13. What’s the best advice you ever took?
You have to treat people with the highest level of respect. Being humble, treating other how you like to be treated is the best advice.
14. What's the worst piece of advice you ever got?
To be like someone else. I see that happening a lot in college when everyone has to fit into one thing. It’s totally okay to have a different playbook. Just listen to your heart and try to find what you want to do and the people that support you. That’s the answer.
15. What’s a productivity tip you swear by?
I go to the gym every morning. It is the opposite of what I do in evening. In the mornings I like to prepare for the day. Channeling my energy into sports leaves just the right amount of energy and passion for work.

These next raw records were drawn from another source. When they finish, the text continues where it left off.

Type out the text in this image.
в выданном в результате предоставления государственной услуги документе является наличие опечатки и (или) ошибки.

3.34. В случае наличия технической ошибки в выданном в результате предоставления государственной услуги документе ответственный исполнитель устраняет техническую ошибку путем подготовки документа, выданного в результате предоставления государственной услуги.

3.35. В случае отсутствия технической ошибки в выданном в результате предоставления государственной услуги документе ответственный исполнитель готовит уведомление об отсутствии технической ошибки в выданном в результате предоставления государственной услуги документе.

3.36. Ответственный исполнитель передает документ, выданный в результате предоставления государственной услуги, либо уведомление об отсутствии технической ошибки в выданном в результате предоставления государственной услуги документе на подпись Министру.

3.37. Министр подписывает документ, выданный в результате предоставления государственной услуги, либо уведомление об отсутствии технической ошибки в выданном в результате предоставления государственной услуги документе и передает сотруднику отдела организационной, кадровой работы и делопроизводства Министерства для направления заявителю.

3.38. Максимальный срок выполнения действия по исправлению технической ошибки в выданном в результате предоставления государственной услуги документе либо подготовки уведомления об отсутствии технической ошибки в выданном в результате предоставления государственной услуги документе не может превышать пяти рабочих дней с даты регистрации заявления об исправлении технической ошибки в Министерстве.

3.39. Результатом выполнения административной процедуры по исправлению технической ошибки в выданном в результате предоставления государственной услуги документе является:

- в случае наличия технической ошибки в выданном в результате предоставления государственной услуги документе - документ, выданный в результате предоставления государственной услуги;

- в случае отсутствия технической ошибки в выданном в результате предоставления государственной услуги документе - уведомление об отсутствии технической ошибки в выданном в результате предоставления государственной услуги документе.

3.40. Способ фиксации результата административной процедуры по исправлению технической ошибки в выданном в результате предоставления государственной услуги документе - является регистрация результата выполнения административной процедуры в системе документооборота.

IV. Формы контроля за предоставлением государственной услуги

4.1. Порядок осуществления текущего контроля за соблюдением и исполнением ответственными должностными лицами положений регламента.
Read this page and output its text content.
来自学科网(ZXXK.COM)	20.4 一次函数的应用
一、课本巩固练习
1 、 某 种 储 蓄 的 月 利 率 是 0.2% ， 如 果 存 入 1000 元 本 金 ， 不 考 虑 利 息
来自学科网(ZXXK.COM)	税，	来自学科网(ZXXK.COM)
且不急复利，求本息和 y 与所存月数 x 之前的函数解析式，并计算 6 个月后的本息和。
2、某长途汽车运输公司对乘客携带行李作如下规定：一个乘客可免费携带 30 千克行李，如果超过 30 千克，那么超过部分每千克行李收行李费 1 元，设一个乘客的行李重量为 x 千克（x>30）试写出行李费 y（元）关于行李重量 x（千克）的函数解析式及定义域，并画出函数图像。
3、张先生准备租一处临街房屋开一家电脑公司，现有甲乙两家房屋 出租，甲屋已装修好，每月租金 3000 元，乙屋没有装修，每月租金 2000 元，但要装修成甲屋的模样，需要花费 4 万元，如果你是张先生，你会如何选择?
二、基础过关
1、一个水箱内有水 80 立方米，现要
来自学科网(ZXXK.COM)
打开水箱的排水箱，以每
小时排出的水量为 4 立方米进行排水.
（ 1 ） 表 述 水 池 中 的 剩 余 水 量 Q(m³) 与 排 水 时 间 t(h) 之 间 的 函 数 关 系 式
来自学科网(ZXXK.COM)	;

16. Is there an app or tool you use in a surprising way to get things done or stay on track?
I use Clear; it’s a to-do list app. I also send myself emails. But I’m not really good at organizing time, so it helps me have a chief of staff to work with and to get things done. My advice is to figure out what you’re strong at and what you’re not. Having a team that does that [fills in the gaps] has freed up a lot of my time to spend more time doing the things I love.
17. What does work-life balance mean to you?
You can only be at your best if you have something that grounds you. It can be friends, a partner, a hobby, just something else that you do. It’s so important that one finds a balance.
Related: 3 Keys to a Smooth Work-Life Balance
18. How do you prevent burnout?
When I feel that I’m running on low flames, spending time by myself sets my compass straight. Personal reflection is so important.
19. When you’re faced with a creativity block, what’s your strategy to get innovating?
You have to do something completely different. Do something you love, go outside, walk around. If you’re not getting anything done, you may as well spend an hour outside the office.
20. What are you learning now?
I’m learning right now to really work with a large group of people. While they all have the company in mind, they also have personal goals for their personal lives and careers. I find it fascinating to discover that and help people succeed in both.
One of the questions I ask in every interview is how can the company help them develop on a personal level? I think it’s a duty that we have. Someone who wants to work here for four years can take things from the company and those lessons can help him achieve goals and dreams in the future.